What are some challenges you face?
Hours. I work a lot. I’m never off the clock. I’m in my truck right now. That’s what I do. I’m either at the design centre with clients or I’m at job sites.
I’m a mom with a five-year-old son with autism at home. That mom guilt is real.
We went out and assisted with the rebuilds in Fort MacMurray (after the fire). My son was a few months old as I was traveling back and forth doing that.
We didn’t get to where we are without a lot of hard work. I’m hoping within the next couple of years I’ll be able to sit back and enjoy – I keep saying that – but I’m too much of a control freak to not be involved in all the jobs.
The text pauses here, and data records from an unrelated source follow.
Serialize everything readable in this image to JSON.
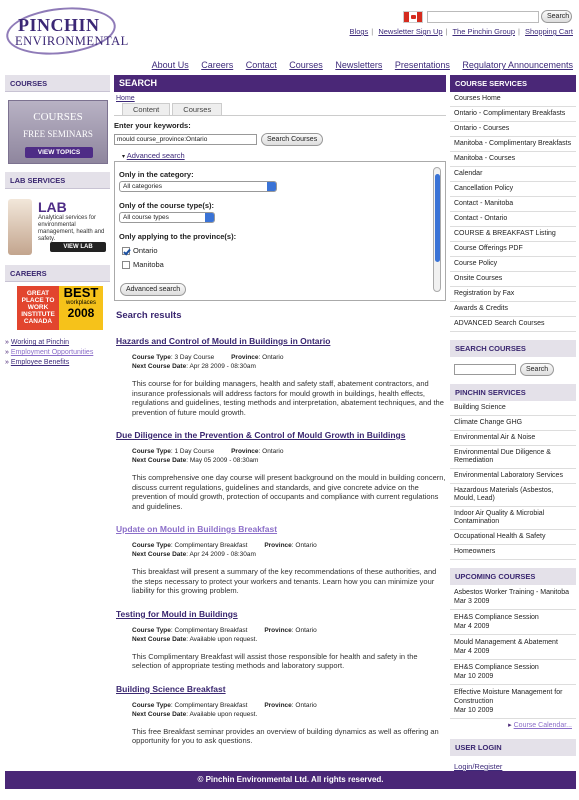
{
  "header": {
    "logo_line1": "PINCHIN",
    "logo_line2": "ENVIRONMENTAL",
    "top_search_button": "Search",
    "top_links": [
      "Blogs",
      "Newsletter Sign Up",
      "The Pinchin Group",
      "Shopping Cart"
    ],
    "nav": [
      "About Us",
      "Careers",
      "Contact",
      "Courses",
      "Newsletters",
      "Presentations",
      "Regulatory Announcements"
    ]
  },
  "left": {
    "courses_head": "COURSES",
    "courses_banner": {
      "line1": "COURSES",
      "line2": "FREE SEMINARS",
      "button": "VIEW TOPICS"
    },
    "lab_head": "LAB SERVICES",
    "lab_banner": {
      "title": "LAB",
      "text": "Analytical services for environmental management, health and safety.",
      "button": "VIEW LAB"
    },
    "careers_head": "CAREERS",
    "careers_banner": {
      "a": "GREAT PLACE TO WORK INSTITUTE CANADA",
      "b1": "BEST",
      "b2": "workplaces",
      "b3": "2008"
    },
    "career_links": [
      "Working at Pinchin",
      "Employment Opportunities",
      "Employee Benefits"
    ]
  },
  "main": {
    "page_title": "SEARCH",
    "breadcrumb": "Home",
    "tabs": [
      "Content",
      "Courses"
    ],
    "keywords_label": "Enter your keywords:",
    "keywords_value": "mould course_province:Ontario",
    "search_courses_button": "Search Courses",
    "advanced_toggle": "Advanced search",
    "category_label": "Only in the category:",
    "category_value": "All categories",
    "type_label": "Only of the course type(s):",
    "type_value": "All course types",
    "province_label": "Only applying to the province(s):",
    "provinces": [
      {
        "label": "Ontario",
        "checked": true
      },
      {
        "label": "Manitoba",
        "checked": false
      }
    ],
    "advanced_button": "Advanced search",
    "results_title": "Search results",
    "results": [
      {
        "title": "Hazards and Control of Mould in Buildings in Ontario",
        "type": "3 Day Course",
        "province": "Ontario",
        "next": "Apr 28 2009 - 08:30am",
        "desc": "This course for for building managers, health and safety staff, abatement contractors, and insurance professionals will address factors for mould growth in buildings, health effects, regulations and guidelines, testing methods and interpretation, abatement techniques, and the prevention of future mould growth.",
        "visited": false
      },
      {
        "title": "Due Diligence in the Prevention & Control of Mould Growth in Buildings",
        "type": "1 Day Course",
        "province": "Ontario",
        "next": "May 05 2009 - 08:30am",
        "desc": "This comprehensive one day course will present background on the mould in building concern, discuss current regulations, guidelines and standards, and give concrete advice on the prevention of mould growth, protection of occupants and compliance with current regulations and guidelines.",
        "visited": false
      },
      {
        "title": "Update on Mould in Buildings Breakfast",
        "type": "Complimentary Breakfast",
        "province": "Ontario",
        "next": "Apr 24 2009 - 08:30am",
        "desc": "This breakfast will present a summary of the key recommendations of these authorities, and the steps necessary to protect your workers and tenants. Learn how you can minimize your liability for this growing problem.",
        "visited": true
      },
      {
        "title": "Testing for Mould in Buildings",
        "type": "Complimentary Breakfast",
        "province": "Ontario",
        "next": "Available upon request.",
        "desc": "This Complimentary Breakfast will assist those responsible for health and safety in the selection of appropriate testing methods and laboratory support.",
        "visited": false
      },
      {
        "title": "Building Science Breakfast",
        "type": "Complimentary Breakfast",
        "province": "Ontario",
        "next": "Available upon request.",
        "desc": "This free Breakfast seminar provides an overview of building dynamics as well as offering an opportunity for you to ask questions.",
        "visited": false
      }
    ],
    "labels": {
      "course_type": "Course Type",
      "province": "Province",
      "next_date": "Next Course Date"
    }
  },
  "right": {
    "course_services_head": "COURSE SERVICES",
    "course_services": [
      "Courses Home",
      "Ontario - Complimentary Breakfasts",
      "Ontario - Courses",
      "Manitoba - Complimentary Breakfasts",
      "Manitoba - Courses",
      "Calendar",
      "Cancellation Policy",
      "Contact - Manitoba",
      "Contact - Ontario",
      "COURSE & BREAKFAST Listing",
      "Course Offerings PDF",
      "Course Policy",
      "Onsite Courses",
      "Registration by Fax",
      "Awards & Credits",
      "ADVANCED Search Courses"
    ],
    "search_head": "SEARCH COURSES",
    "search_button": "Search",
    "services_head": "PINCHIN SERVICES",
    "services": [
      "Building Science",
      "Climate Change GHG",
      "Environmental Air & Noise",
      "Environmental Due Diligence & Remediation",
      "Environmental Laboratory Services",
      "Hazardous Materials (Asbestos, Mould, Lead)",
      "Indoor Air Quality & Microbial Contamination",
      "Occupational Health & Safety",
      "Homeowners"
    ],
    "upcoming_head": "UPCOMING COURSES",
    "upcoming": [
      {
        "name": "Asbestos Worker Training - Manitoba",
        "date": "Mar 3 2009"
      },
      {
        "name": "EH&S Compliance Session",
        "date": "Mar 4 2009"
      },
      {
        "name": "Mould Management & Abatement",
        "date": "Mar 4 2009"
      },
      {
        "name": "EH&S Compliance Session",
        "date": "Mar 10 2009"
      },
      {
        "name": "Effective Moisture Management for Construction",
        "date": "Mar 10 2009"
      }
    ],
    "calendar_link": "Course Calendar...",
    "login_head": "USER LOGIN",
    "login_link": "Login/Register"
  },
  "footer": "© Pinchin Environmental Ltd. All rights reserved.",
  "colors": {
    "brand_purple": "#4a2777",
    "side_header_bg": "#e4e1e9",
    "link": "#3d2a7a"
  }
}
What’s next for Reborn Renovations?
We are doing our first ground-up development right now, on the outskirts of Calgary in De Winton. We do a lot of additions and expansions, but this is our first development. It’s great because there’s no unforeseen structural challenges. Its refreshing to build everything new.
We’re really crushing the timeline on it. We’re very very proud of ourselves to be able to keep things moving in light of everything that’s happening with the pandemic and materials shortages.
I’m not sure where it will take us. We already have a busy workload. We do what we’re good at and when someone trusts us to do something else, we do that. It’s been a fun, refreshing adventure: always something different, something new.